A high-fat, low-carb diet may be a solution for reducing body fat.
Carbohydrates are a mainstay in our diet, and for decades we have been told that the bulk of our daily calories should come from carbohydrate-based foods while minimizing our consumption of saturated fat. But your body can readily use fat for fuel in the absence of carbohydrates. The key is not in teaching your body to burn fat, but in re-thinking the way you eat.
Food as Fuel
Your body is uniquely designed to use carbohydrates and fats to create energy. Carbohydrates are stored in your liver and muscles in the form of glycogen, and fat is stored throughout your body as adipose tissue. In the absence of oxygen, you can use carbohydrates to make anaerobic energy in the form of ATP in your cells, but fat is an oxidative fuel and cannot be converted to energy without oxygen. When oxygen is abundantly available, your cells make ATP in the mitochondria, tiny organelles that often are referred to as the power plants of the cell, where both fats and carbs can be used as fuel. When you restrict your carbohydrate consumption, fat is recruited from your diet and from adipose stores to make ATP in the mitochondria.
Fat and Fiction
In a 2011 article published in "Psychology Today," Emily Deans, MD explains that during periods of fasting or low carbohydrate eating, our bodies and brains can readily shift from burning glucose to burning what are called ketone bodies, which are created in the liver from the breakdown of fats. Your body frequently enters a ketogenic state during periods of fasting, as when you are sleeping, and can readily shift from reliance on carbohydrates for fuel to reliance on fat. Deans notes that a ketogenic diet is low in both protein and carbohydrates, and high in fat, which defies the modern prescription of low-fat diets that coincides with increased obesity, diabetes and mental health disorders.

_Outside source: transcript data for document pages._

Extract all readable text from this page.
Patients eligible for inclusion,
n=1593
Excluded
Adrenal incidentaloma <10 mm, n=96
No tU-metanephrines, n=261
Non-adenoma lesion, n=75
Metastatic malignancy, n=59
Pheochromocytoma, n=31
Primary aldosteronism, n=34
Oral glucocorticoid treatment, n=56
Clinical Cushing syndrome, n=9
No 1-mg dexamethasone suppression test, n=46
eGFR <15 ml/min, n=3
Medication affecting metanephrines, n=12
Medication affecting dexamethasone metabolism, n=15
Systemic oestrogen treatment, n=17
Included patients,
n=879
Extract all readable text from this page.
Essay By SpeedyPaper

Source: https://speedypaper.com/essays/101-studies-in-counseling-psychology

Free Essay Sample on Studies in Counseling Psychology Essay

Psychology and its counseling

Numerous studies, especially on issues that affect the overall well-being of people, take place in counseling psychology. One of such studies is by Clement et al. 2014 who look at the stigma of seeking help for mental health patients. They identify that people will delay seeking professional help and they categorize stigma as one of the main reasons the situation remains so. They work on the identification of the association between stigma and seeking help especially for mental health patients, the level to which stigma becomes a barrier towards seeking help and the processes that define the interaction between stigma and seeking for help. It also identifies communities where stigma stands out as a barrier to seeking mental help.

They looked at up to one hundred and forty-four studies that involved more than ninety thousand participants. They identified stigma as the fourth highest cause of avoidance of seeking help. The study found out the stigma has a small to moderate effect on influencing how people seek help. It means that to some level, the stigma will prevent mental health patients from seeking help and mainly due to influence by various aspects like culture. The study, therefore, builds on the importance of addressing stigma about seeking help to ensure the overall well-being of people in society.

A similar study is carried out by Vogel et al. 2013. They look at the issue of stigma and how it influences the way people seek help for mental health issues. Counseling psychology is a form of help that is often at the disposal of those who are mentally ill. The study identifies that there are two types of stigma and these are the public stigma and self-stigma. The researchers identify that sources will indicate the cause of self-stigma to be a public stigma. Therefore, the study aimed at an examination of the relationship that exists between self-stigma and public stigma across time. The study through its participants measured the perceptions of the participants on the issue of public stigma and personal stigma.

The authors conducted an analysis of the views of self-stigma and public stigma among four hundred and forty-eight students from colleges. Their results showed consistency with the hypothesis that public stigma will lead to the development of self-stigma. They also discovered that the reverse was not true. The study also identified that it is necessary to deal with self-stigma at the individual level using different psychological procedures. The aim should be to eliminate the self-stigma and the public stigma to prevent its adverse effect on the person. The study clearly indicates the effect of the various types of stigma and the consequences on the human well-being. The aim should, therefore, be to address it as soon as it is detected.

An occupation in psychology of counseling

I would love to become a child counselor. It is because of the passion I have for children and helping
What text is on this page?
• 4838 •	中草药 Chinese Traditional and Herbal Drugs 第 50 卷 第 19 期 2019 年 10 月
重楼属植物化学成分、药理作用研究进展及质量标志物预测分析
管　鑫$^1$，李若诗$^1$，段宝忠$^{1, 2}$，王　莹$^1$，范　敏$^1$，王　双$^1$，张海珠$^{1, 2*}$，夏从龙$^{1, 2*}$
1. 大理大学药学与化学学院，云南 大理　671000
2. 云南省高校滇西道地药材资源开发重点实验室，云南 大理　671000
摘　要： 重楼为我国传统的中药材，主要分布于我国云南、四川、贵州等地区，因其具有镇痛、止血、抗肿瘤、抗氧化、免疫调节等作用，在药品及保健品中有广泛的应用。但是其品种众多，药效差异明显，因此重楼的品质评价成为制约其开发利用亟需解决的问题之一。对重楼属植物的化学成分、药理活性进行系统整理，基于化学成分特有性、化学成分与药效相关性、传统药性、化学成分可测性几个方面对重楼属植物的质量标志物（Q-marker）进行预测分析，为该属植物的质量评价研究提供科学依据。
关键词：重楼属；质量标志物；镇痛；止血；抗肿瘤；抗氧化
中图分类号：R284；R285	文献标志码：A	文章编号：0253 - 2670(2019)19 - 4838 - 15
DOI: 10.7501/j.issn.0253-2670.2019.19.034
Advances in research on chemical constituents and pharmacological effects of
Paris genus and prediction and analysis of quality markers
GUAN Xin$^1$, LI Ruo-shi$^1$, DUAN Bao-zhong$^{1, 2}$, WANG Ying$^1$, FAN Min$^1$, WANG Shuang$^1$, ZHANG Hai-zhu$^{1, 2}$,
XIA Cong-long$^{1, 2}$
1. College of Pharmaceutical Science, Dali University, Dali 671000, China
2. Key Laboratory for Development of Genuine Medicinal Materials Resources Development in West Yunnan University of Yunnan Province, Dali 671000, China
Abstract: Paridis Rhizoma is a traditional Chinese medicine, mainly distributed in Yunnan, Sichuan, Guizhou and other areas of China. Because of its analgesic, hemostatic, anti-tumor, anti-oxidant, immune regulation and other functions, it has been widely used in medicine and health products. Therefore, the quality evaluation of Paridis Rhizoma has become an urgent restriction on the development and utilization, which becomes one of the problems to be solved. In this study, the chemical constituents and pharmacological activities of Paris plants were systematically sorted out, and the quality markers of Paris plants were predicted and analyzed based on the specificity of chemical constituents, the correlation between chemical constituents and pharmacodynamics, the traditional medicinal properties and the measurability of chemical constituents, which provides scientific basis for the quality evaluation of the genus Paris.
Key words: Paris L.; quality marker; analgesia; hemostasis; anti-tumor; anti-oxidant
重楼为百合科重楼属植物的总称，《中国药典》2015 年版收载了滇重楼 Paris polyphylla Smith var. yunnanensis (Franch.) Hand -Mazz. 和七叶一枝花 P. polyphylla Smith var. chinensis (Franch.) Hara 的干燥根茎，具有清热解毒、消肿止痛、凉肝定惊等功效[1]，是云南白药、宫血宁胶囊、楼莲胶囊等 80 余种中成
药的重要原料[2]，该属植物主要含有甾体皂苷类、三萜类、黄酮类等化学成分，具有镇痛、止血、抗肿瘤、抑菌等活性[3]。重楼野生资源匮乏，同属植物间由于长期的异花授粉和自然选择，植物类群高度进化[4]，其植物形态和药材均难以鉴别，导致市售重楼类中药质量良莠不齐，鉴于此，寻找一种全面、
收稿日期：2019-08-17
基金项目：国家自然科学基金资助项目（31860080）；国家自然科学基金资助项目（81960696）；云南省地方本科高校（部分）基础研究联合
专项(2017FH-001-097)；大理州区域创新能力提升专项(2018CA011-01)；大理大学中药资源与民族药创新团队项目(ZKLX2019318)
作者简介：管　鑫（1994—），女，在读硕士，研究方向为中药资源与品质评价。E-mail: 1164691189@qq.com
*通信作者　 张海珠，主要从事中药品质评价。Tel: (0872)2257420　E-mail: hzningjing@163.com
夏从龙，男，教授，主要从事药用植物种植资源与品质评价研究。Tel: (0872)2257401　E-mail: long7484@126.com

Exercise and Fat Metabolism
During rhythmic endurance exercise like walking, running, cycling and swimming, a steady supply of oxygen to your cells makes fat an ideal source of fuel because your body stores ample amounts of it, and it yields high amounts of ATP. It has long been thought that anaerobic resistance training is not effective for burning fat, but a 2010 study of overweight women published in "Nutrition and Metabolism" found that subjects on a ketogenic diet performing 10 weeks of resistance training lost weight and significantly reduced their body fat percentage while maintaining their lean muscle mass. In the same study, subjects on a regular diet increased their lean mass and gained weight, but did not reduce body fat.
The Fat-Burning Diet
To enhance your capacity to burn fat for energy, the late John Yudkin, former professor of Nutrition and Dietetics at Queen Elizabeth College in the University of London, recommended a diet consisting of 50 to 75 grams of carbohydrates, with the rest of your nutrients coming from meat, fish, eggs, cheese and their natural fats. To ensure you are getting ample amounts of vitamins and minerals, the majority of your carbohydrate foods should consist of a variety of fresh vegetables. Due to their relatively high sugar content, fresh fruits should be eaten in moderation. Avoid highly processed carbohydrates like sugars and refined grains that provide calories but have little nutritional value. Popular examples of ketogenic diets include the Atkins Diet and the Paleo Diet.